Guerra por la CTM: godínez, medina y salgado se disputan el trono sindical de Aceves

Por: Redacción

La Confederación de Trabajadores de México (CTM) entra a una etapa de tensión y negociaciones. Tras anunciar que no buscará la reelección y que dejará la secretaría general el 23 de febrero por motivos de salud, Carlos Aceves del Olmo abre la puerta a una contienda entre tres pesos pesados del sindicalismo: Alfonso Godínez, Tereso Medina y Fernando Salgado. Fuentes legislativas y dirigentes cetemistas hablan de un proceso que deberá sujetarse a la reforma laboral vigente y a los mecanismos de democracia sindical.

El escenario

Aceves del Olmo, de 84 años, comunicó su retiro citando recomendaciones médicas y la necesidad de estar con su familia, e instruyó al Comité Nacional para una transición “ordenada, institucional y estatutaria”. Esa salida plantea no solo el relevo de una figura emblemática del gremialismo mexicano, sino la disputa por el control político y organizativo de la central obrera más tradicional del país.

Quiénes están en la pelea

Candidato Cargo actual Fortalezas Riesgos y desafíos
Alfonso Godínez Secretario general de la Federación de Trabajadores de la CDMX (CTM) Control de la federación más numerosa del país; capacidad de convocatoria (c. 2 mil personas respaldándolo en la sede); músculo urbano y redes en la capital.
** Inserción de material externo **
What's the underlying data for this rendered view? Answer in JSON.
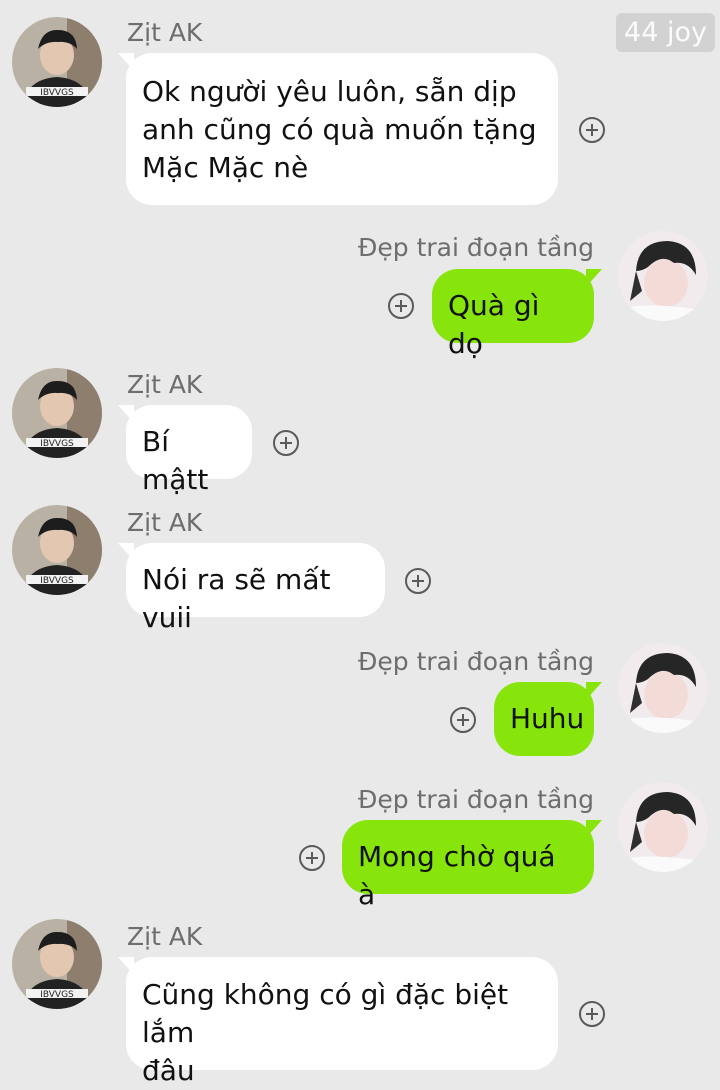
{
  "watermark": "44 joy",
  "contacts": {
    "a": {
      "name": "Zịt AK"
    },
    "b": {
      "name": "Đẹp trai đoạn tầng"
    }
  },
  "messages": [
    {
      "sender": "Zịt AK",
      "text": "Ok người yêu luôn, sẵn dịp\nanh cũng có quà muốn tặng\nMặc Mặc nè"
    },
    {
      "sender": "Đẹp trai đoạn tầng",
      "text": "Quà gì dọ"
    },
    {
      "sender": "Zịt AK",
      "text": "Bí mậtt"
    },
    {
      "sender": "Zịt AK",
      "text": "Nói ra sẽ mất vuii"
    },
    {
      "sender": "Đẹp trai đoạn tầng",
      "text": "Huhu"
    },
    {
      "sender": "Đẹp trai đoạn tầng",
      "text": "Mong chờ quá à"
    },
    {
      "sender": "Zịt AK",
      "text": "Cũng không có gì đặc biệt lắm\nđâu"
    }
  ],
  "icons": {
    "react": "add-reaction-icon"
  },
  "colors": {
    "background": "#e9e9e9",
    "incoming_bubble": "#ffffff",
    "outgoing_bubble": "#87e50c"
  }
}
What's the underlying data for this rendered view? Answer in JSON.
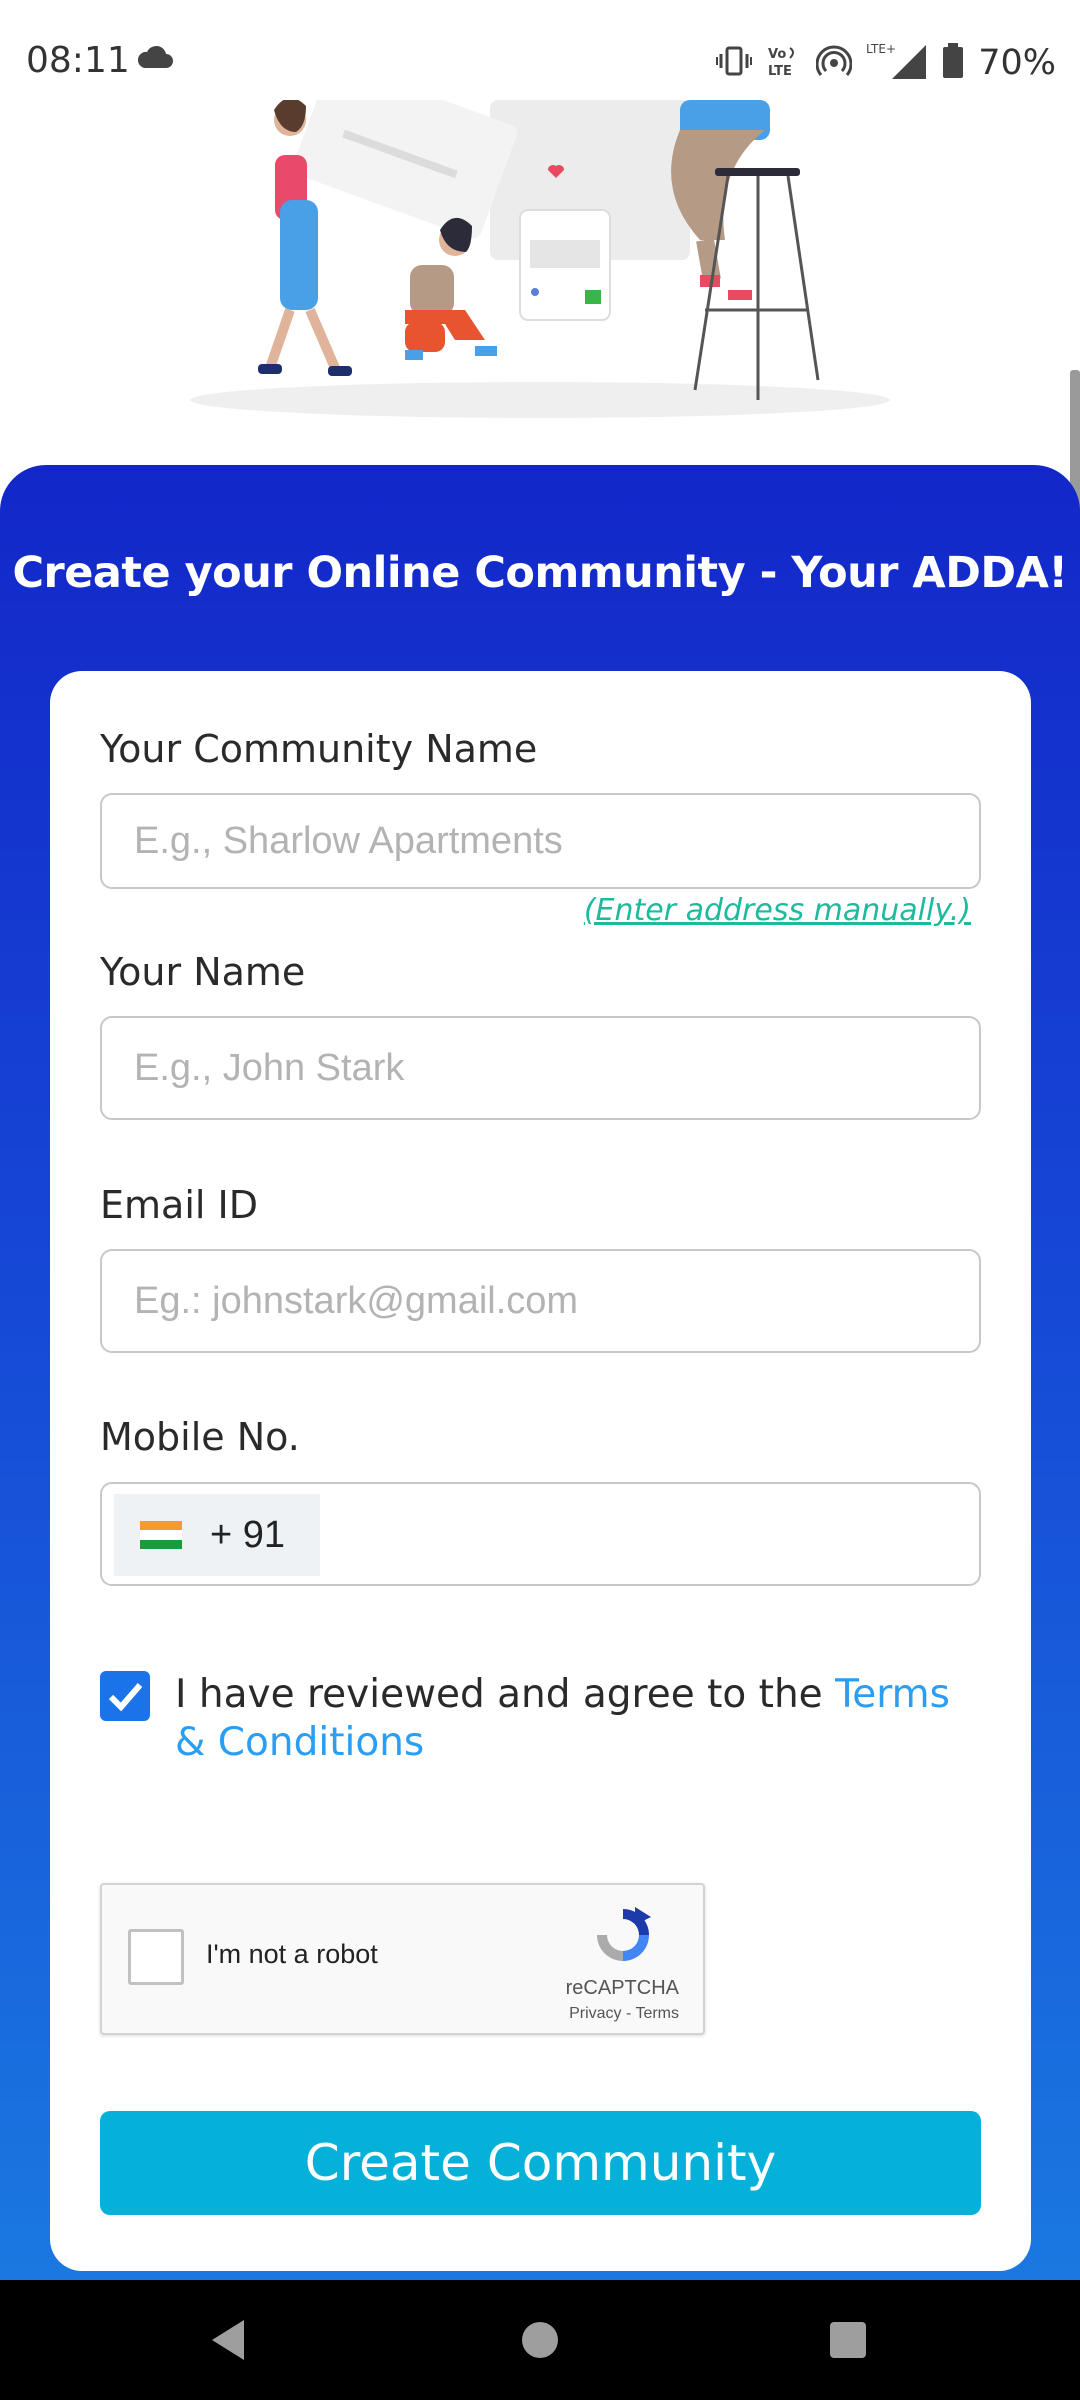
{
  "status_bar": {
    "time": "08:11",
    "battery": "70%",
    "network": "LTE+"
  },
  "header": {
    "title": "Create your Online Community - Your ADDA!"
  },
  "form": {
    "community_name": {
      "label": "Your Community Name",
      "placeholder": "E.g., Sharlow Apartments",
      "manual_address_link": "(Enter address manually.)"
    },
    "your_name": {
      "label": "Your Name",
      "placeholder": "E.g., John Stark"
    },
    "email": {
      "label": "Email ID",
      "placeholder": "Eg.: johnstark@gmail.com"
    },
    "mobile": {
      "label": "Mobile No.",
      "dial_code": "+ 91"
    },
    "agreement": {
      "text": "I have reviewed and agree to the ",
      "terms_link": "Terms & Conditions",
      "checked": true
    },
    "recaptcha": {
      "label": "I'm not a robot",
      "brand": "reCAPTCHA",
      "links": "Privacy - Terms"
    },
    "submit_label": "Create Community"
  },
  "colors": {
    "panel_top": "#1327c9",
    "panel_bottom": "#1a78e0",
    "button": "#05b1d9",
    "link_green": "#1fba9e",
    "link_blue": "#2a9df4",
    "checkbox": "#1a73e8"
  },
  "icons": {
    "status": [
      "cloud-icon",
      "vibrate-icon",
      "volte-icon",
      "hotspot-icon",
      "signal-icon",
      "battery-icon"
    ],
    "nav": [
      "back-icon",
      "home-icon",
      "recents-icon"
    ]
  }
}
Foco de crítica por concentración de poder; deberá probar adhesión más allá de la CDMX.
Tereso Medina Líder de la Federación de Trabajadores de Coahuila (CTM) y del Sindicato Nacional de Trabajadores de la Industria Metal-Mecánica, Sidero-Metalúrgica y Automotriz Base obrera en la industria manufacturera; arraigo regional en el norte y peso entre sindicatos industriales. Limitada presencia en el centro del país; tendrá que ampliar apoyos para competir a nivel nacional.
Fernando Salgado Secretario general adjunto de la CTM; ex diputado federal del PRI Visibilidad política y experiencia legislativa; conoce las estructuras estatales de la CTM. Menor liderazgo orgánico frente a federaciones con mayor masa sindical.

Los apoyos y la pulseada

La movilización de casi dos mil personas en la sede cetemista en apoyo a Godínez muestra que la elección no será solo un trámite. Sus simpatizantes destacan el peso político y organizativo de la Federación de la Ciudad de México y piden unidad para “mantener la representación de los derechos laborales a nivel nacional”. Al mismo tiempo, fuentes legislativas confirman que los secretarios generales sustitutos y dirigentes estatales acordaron —en lo general— sujetar la sucesión a los mecanismos de la reforma laboral: legitimación de contratos colectivos, elección de dirigencias y transparencia en procesos internos.

Qué está en juego

  • La capacidad de la CTM para negociar contratos colectivos y defender plazas de trabajo en sectores clave, como manufactura y servicios.
  • La legitimidad sindical ante los trabajadores: la reforma laboral exige procesos democráticos; cualquier sombra de opacidad puede hipotecar la representación.
  • El peso político de la central en la agenda nacional: la CTM ha sido actor clave en pactos laborales y económicos; su futuro liderazgo influirá en acuerdos con gobierno y empresarios.
  • Riesgo de fracturas regionales si la sucesión se percibe como imponerse desde la capital o desde un solo sector.

Lo que sigue

El 23 de febrero marca el fin del periodo de Aceves, pero no la última palabra sobre cómo se elegirá a su sucesor. El Comité Nacional de la CTM y las federaciones deberán anunciar las reglas del proceso interno, que oficialmente deberá respetar la reforma laboral y la legalidad en materia de democracia sindical. Observadores y dirigentes consultados insisten en la necesidad de transparencia para evitar una disputa que debilite a la central y deje a los trabajadores sin una representación sólida.

La cuenta regresiva

La sucesión en la CTM es más que un relevo de nombres: es una definición del rumbo del sindicalismo tradicional mexicano. Entre llamadas a la unidad y exhibiciones de músculo, la batalla por el “trono” sindical promete mostrar alianzas, tensiones y, sobre todo, la prueba de si la central puede modernizarse sin perder su capacidad de incidencia. Los trabajadores y la opinión pública tendrán que vigilar que el proceso sea legítimo y que la nueva dirigencia realmente defienda sus derechos y no solo intereses partidistas o corporativos.

Fuentes: comunicado de la CTM, fuentes legislativas y testimonios de dirigentes y simpatizantes en la sede de la CTM.